There’s only one thing that can bring this mREIT game to an end and that is a flat or inverted yield curve. Then the mREITs can no longer earn a spread by borrowing short and lending long. But that’s not happening, in fact the curve is steepening, not flattening. That means the mREITs will do better because the spread will widen on new mortgages and mortgagors will not refinance the old ones. But the time will come when short rates start to creep up. Then and only then will it be time to bail.

Here is a neat chart to monitor the yield curve and look back in history. Now it is Treasuries and mortgage bonds yield slightly more, but it is close enough.

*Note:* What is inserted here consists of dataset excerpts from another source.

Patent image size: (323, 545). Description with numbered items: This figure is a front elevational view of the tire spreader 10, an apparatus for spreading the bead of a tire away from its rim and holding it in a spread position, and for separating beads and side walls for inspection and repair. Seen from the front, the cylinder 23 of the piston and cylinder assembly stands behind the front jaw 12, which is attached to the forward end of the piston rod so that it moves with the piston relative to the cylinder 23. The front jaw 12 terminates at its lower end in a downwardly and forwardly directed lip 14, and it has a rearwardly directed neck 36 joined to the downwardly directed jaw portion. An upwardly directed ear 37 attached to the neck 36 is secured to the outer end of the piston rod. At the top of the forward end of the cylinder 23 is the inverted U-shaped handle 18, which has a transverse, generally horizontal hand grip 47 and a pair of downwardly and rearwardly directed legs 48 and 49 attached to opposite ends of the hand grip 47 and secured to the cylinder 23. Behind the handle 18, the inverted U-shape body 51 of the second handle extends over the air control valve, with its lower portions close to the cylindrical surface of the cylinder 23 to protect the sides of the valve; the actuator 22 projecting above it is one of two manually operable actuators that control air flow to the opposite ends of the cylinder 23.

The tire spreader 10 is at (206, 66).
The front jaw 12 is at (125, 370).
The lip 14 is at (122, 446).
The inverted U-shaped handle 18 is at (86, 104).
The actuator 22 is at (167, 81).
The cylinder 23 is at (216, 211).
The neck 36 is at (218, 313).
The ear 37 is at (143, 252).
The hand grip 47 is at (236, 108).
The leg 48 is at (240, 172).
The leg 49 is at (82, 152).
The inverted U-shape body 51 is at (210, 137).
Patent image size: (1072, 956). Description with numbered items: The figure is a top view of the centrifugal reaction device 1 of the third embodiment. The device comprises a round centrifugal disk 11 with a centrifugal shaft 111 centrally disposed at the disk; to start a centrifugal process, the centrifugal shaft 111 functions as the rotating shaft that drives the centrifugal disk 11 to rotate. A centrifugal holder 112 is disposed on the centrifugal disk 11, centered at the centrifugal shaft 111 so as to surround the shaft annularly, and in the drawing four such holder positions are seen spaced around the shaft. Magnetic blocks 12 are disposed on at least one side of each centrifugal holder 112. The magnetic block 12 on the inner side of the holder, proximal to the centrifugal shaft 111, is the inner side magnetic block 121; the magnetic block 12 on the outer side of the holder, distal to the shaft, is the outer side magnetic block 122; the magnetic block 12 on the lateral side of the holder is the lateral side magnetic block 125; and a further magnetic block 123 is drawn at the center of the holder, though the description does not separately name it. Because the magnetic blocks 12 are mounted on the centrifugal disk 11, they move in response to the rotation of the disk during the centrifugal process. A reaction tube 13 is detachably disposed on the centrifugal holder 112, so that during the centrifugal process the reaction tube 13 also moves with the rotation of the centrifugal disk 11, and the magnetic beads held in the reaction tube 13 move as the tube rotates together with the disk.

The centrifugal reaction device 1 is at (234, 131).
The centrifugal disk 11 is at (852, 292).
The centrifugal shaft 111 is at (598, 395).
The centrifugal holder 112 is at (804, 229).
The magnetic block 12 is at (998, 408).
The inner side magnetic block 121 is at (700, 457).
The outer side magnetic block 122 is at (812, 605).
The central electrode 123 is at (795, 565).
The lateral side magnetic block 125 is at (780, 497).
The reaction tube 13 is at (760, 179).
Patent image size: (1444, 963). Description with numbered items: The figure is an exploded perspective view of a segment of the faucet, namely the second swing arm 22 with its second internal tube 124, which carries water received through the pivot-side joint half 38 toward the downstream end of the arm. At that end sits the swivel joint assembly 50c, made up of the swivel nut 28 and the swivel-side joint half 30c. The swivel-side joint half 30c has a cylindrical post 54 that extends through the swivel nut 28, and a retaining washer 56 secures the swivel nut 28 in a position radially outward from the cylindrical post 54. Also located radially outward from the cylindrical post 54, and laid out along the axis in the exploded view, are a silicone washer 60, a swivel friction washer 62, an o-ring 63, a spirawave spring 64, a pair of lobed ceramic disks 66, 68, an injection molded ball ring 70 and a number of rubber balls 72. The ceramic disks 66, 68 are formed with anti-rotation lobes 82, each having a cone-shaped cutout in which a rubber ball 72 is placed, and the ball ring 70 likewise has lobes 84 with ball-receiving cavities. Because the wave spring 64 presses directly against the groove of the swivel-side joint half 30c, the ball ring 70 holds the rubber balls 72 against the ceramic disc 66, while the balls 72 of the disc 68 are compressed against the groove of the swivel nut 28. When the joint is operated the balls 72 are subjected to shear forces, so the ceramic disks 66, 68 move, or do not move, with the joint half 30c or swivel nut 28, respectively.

Edit: Ok, this is hilarious. The quarterly round of dividend announcements has begun with dividends either holding steady or increasing (as expected, see above), resulting in an accusation from Motley Fool that the mREITs are “bribing investors to stay.”  You really can’t make this stuff up where financial journalism is concerned. In case you didn’t know, REITs are required to pay out at least 90% of their income in dividends, so have very little discretion in terms of payout.